Search code examples
rpackage-developmentpackage-design

Visualizing and keeping track of your package development state


What is a good way of keeping track of the state of development and/or visualizing how all your R packages are linked to each other (and its "third-party" dependencies)?

I usually try to apply a "divide and conquer" strategy which by now - 5 years down the road - lead to quite some amount of packages with a clear-cut functional scope. But I've reached a state where things have (perceivably) become so scattered that I can't wrap my head around all the dependencies and "where are the lego pieces that I need for an actual project" anymore :-/

So I guess I'm looking for

  1. a map representation of all package dependencies
  2. some "package development management" framework/strategy with minimal footprint

Solution

  • This is one way to do it, but there are certainly other good alternatives. One easy way get hold of a reference to all packages is with ìnstalled.packages(). If you have several libraries and interpreters to separate projects, you can specify the library location for each project with lib.loc. This will give you matrices with packages and their information. One of the columns is "priority". Base packages set this to "recommended" or "base". If you start adding "mine" or somethiing similar to your own, that's an easy way to filter out your own packages.

    Fetch the matrix from each library you have by supplying your library paths.

    To find your own packages, subtract away the list of packages from the repositories you usually use, eg. for cran mypkgs <- setdiff(installed.packages()[,1], available.packages()[,1]). Then subtract the basepackages, mypkgs <- setdiff(mypkgs, basePkgs). basePkgs is from miniCran and filters based on priority as noted above. You should then have a list of the packages you have built yourself.
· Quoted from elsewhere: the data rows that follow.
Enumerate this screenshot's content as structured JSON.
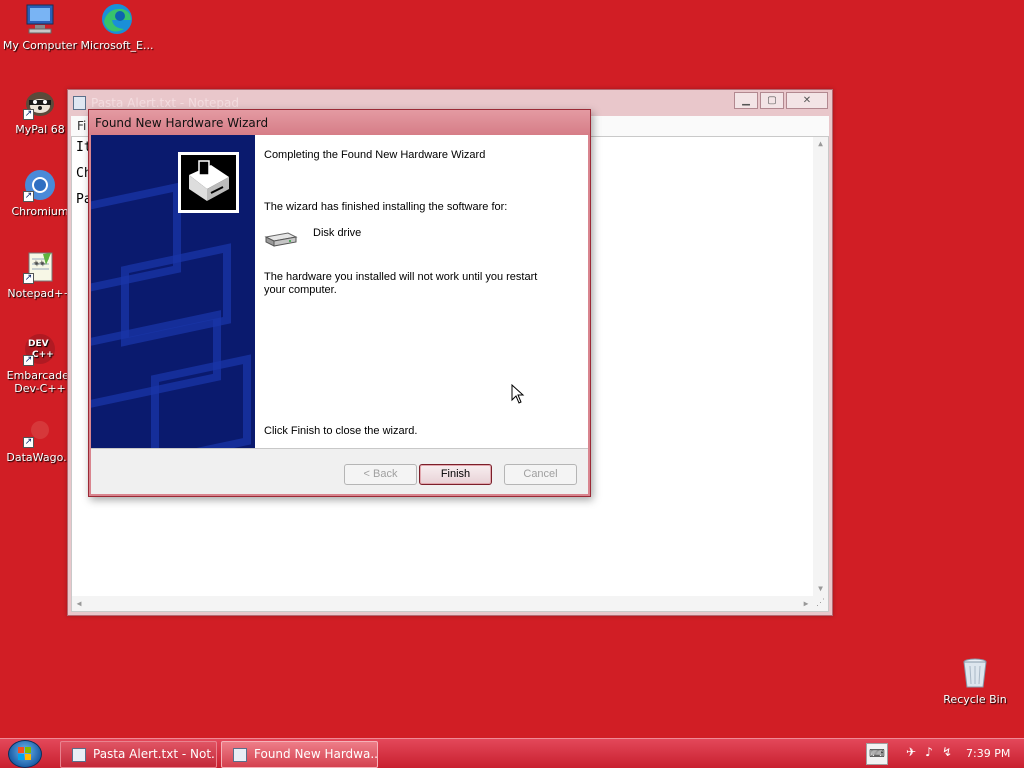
{
  "desktop": {
    "background": "#d11e25",
    "icons": [
      {
        "label": "My Computer",
        "icon": "computer-icon"
      },
      {
        "label": "Microsoft_E...",
        "icon": "edge-icon"
      },
      {
        "label": "MyPal 68",
        "icon": "mypal-icon"
      },
      {
        "label": "Chromium",
        "icon": "chromium-icon"
      },
      {
        "label": "Notepad++",
        "icon": "notepadpp-icon"
      },
      {
        "label": "Embarcader\nDev-C++",
        "icon": "devcpp-icon"
      },
      {
        "label": "DataWago...",
        "icon": "datawagon-icon"
      },
      {
        "label": "Recycle Bin",
        "icon": "recycle-bin-icon"
      }
    ]
  },
  "notepad": {
    "title": "Pasta Alert.txt - Notepad",
    "menu_first": "Fi",
    "lines": [
      "It",
      "Ch",
      "Pa"
    ]
  },
  "wizard": {
    "title": "Found New Hardware Wizard",
    "heading": "Completing the Found New Hardware Wizard",
    "finished_text": "The wizard has finished installing the software for:",
    "device_name": "Disk drive",
    "device_icon": "disk-drive-icon",
    "note": "The hardware you installed will not work until you restart your computer.",
    "closing": "Click Finish to close the wizard.",
    "buttons": {
      "back": "< Back",
      "finish": "Finish",
      "cancel": "Cancel"
    },
    "accent": "#0a1a6e"
  },
  "taskbar": {
    "tasks": [
      {
        "label": "Pasta Alert.txt - Not...",
        "active": false
      },
      {
        "label": "Found New Hardwa...",
        "active": true
      }
    ],
    "clock": "7:39 PM"
  }
}
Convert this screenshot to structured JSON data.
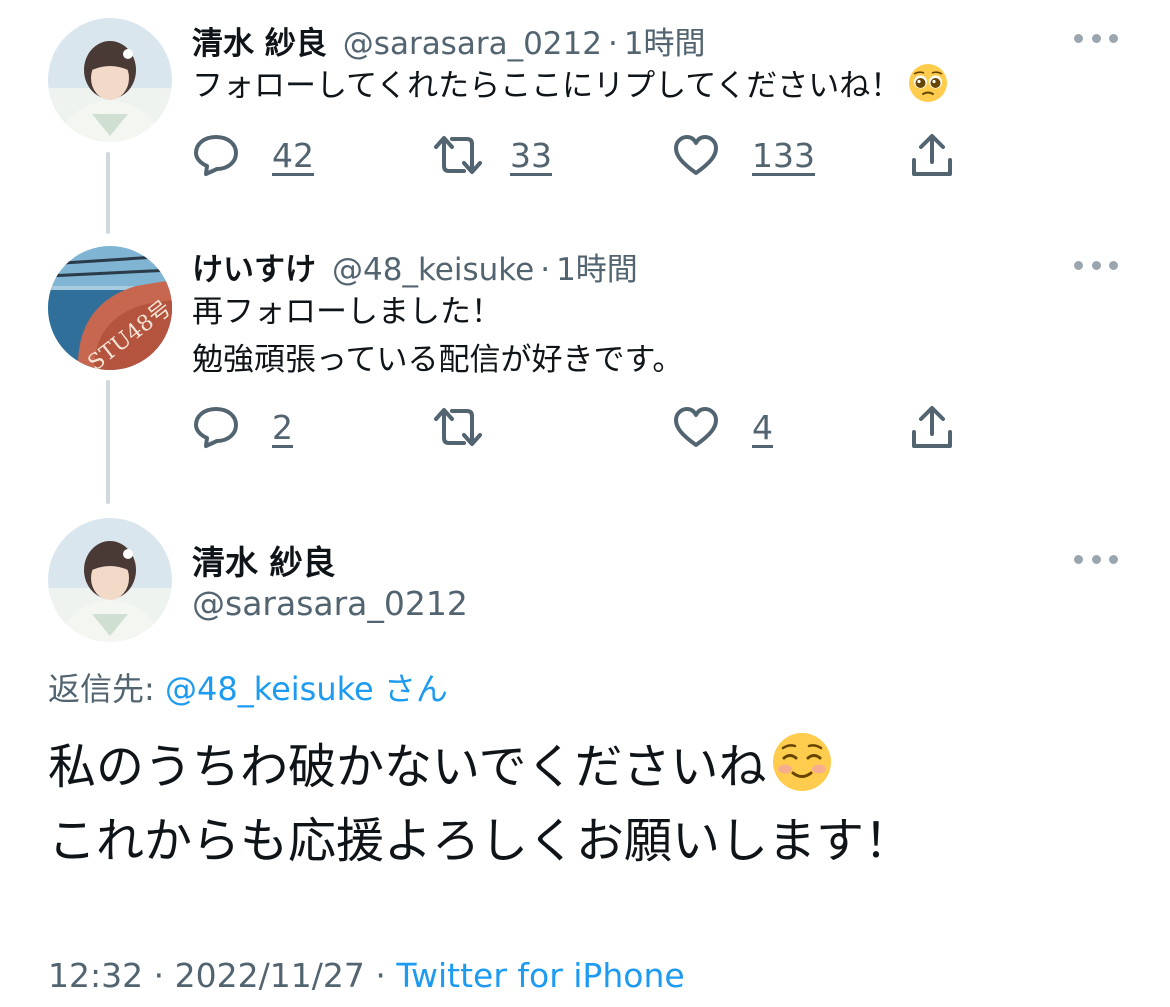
{
  "thread": [
    {
      "name": "清水 紗良",
      "handle": "@sarasara_0212",
      "separator": "·",
      "time": "1時間",
      "text_lines": [
        "フォローしてくれたらここにリプしてくださいね！"
      ],
      "trailing_emoji": "pleading-face-emoji",
      "counts": {
        "replies": "42",
        "retweets": "33",
        "likes": "133"
      }
    },
    {
      "name": "けいすけ",
      "handle": "@48_keisuke",
      "separator": "·",
      "time": "1時間",
      "text_lines": [
        "再フォローしました！",
        "勉強頑張っている配信が好きです。"
      ],
      "avatar_text": "STU48号",
      "counts": {
        "replies": "2",
        "retweets": "",
        "likes": "4"
      }
    }
  ],
  "main": {
    "name": "清水 紗良",
    "handle": "@sarasara_0212",
    "reply_label": "返信先:",
    "reply_mention": "@48_keisuke",
    "reply_suffix": "さん",
    "text_lines": [
      "私のうちわ破かないでくださいね",
      "これからも応援よろしくお願いします！"
    ],
    "trailing_emoji": "smiling-face-emoji",
    "time": "12:32",
    "date": "2022/11/27",
    "separator": "·",
    "source": "Twitter for iPhone"
  },
  "icons": [
    "reply-icon",
    "retweet-icon",
    "like-icon",
    "share-icon",
    "more-icon"
  ],
  "colors": {
    "link": "#1d9bf0",
    "secondary": "#536471",
    "text": "#0f1419",
    "thread_line": "#cfd9de"
  }
}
    Then use makeDepGraph from miniCran. It takes the package name and information on dependencies. You can supply it with installed.packages, or if you have several libraries, just Reduce over the matrices with rbind and remove duplicates. Then plot it with plot.
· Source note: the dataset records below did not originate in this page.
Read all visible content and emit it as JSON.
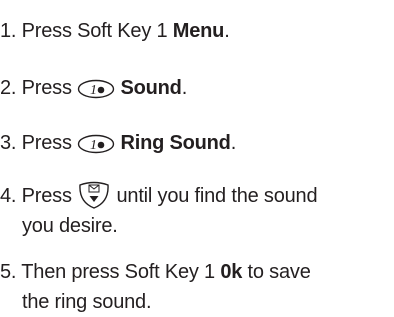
{
  "steps": [
    {
      "number": "1.",
      "text": "Press Soft Key 1",
      "bold": "Menu",
      "tail": "."
    },
    {
      "number": "2.",
      "text": "Press",
      "key_icon": "key-1-icon",
      "key_label": "1",
      "bold": "Sound",
      "tail": "."
    },
    {
      "number": "3.",
      "text": "Press",
      "key_icon": "key-1-icon",
      "key_label": "1",
      "bold": "Ring Sound",
      "tail": "."
    },
    {
      "number": "4.",
      "text": "Press",
      "key_icon": "navigation-down-key-icon",
      "after": "until you find the sound",
      "continuation": "you desire."
    },
    {
      "number": "5.",
      "text": "Then press Soft Key 1",
      "bold": "0k",
      "after": "to save",
      "continuation": "the ring sound."
    }
  ]
}
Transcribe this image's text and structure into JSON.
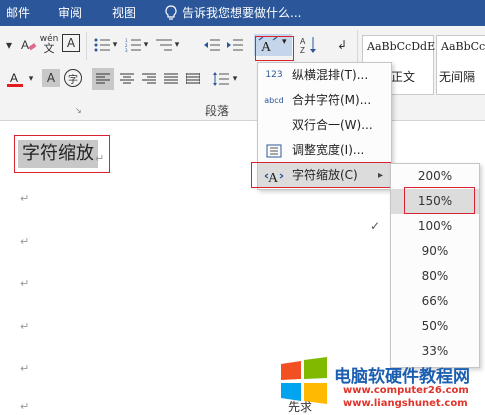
{
  "ribbon_tabs": [
    "邮件",
    "审阅",
    "视图"
  ],
  "tell_me": "告诉我您想要做什么...",
  "toolbar": {
    "phonetic_label": "wén",
    "enclosed_char": "A",
    "circle_char": "字",
    "sort_label": "A Z",
    "paragraph_group": "段落"
  },
  "styles": [
    {
      "sample": "AaBbCcDdE",
      "label": "正文"
    },
    {
      "sample": "AaBbCcDd",
      "label": "无间隔"
    }
  ],
  "document": {
    "selected_text": "字符缩放",
    "para_mark": "↵",
    "bottom_text": "先求"
  },
  "menu": {
    "items": [
      {
        "icon": "123",
        "label": "纵横混排(T)..."
      },
      {
        "icon": "abcd",
        "label": "合并字符(M)..."
      },
      {
        "icon": "",
        "label": "双行合一(W)..."
      },
      {
        "icon": "",
        "label": "调整宽度(I)..."
      },
      {
        "icon": "A",
        "label": "字符缩放(C)",
        "arrow": "▸"
      }
    ]
  },
  "submenu": {
    "items": [
      "200%",
      "150%",
      "100%",
      "90%",
      "80%",
      "66%",
      "50%",
      "33%"
    ],
    "checked": "100%",
    "check_mark": "✓"
  },
  "watermark": {
    "title": "电脑软硬件教程网",
    "url": "www.computer26.com",
    "url2": "www.liangshunet.com"
  },
  "colors": {
    "ribbon_blue": "#2b579a",
    "highlight_red": "#d9232e",
    "selection_gray": "#c8c8c8",
    "hover_gray": "#dcdcdc"
  }
}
    If you just want to see dependency among your own packages, filter out the other packages as above and supply that to makeDepGraph.

    An example: I have a base installation for various R stuff and another library for a current project with an isolated interpreter. Here is an example with the package "flowCore" (not written by me). It is from the Bioconductor repository. For the sake of argument I don't subtract bioconductor packages and assume these are mine to better adress your question.

    require("miniCRAN")
    #get package info
    inst<-installed.packages()
    other_inst<-installed.packages("/Users/lovetatting/Desktop/flowproj/lib/R-3.3.0/library")
    cran<-available.packages()
    #pick out your own packages
    mypkgs<-lapply(list(inst, other_inst), function(inst){
      mine<-setdiff(
        setdiff(
          inst[,1], cran[,1]), 
        basePkgs())
    })
    #aggregate 
    mypkgs<-Reduce(union, mypkgs)
    allpkgs<-Reduce(rbind, list(inst, other_inst))
    
    plot(makeDepGraph("flowCore", allpkgs, suggests=F))
    

    This will result in the dependency graph below

    enter image description here

    If you have more specific requirements on tracking of dependencies, you can always play around with the info form installed.packages. For package development I myself have a small library of bash functions, mainly wrappers around calls for R CMD ... and devtools. But also for taking care of annoyances such as the restriction of folder hierarchy in the R folder (I bundle everything, and install that).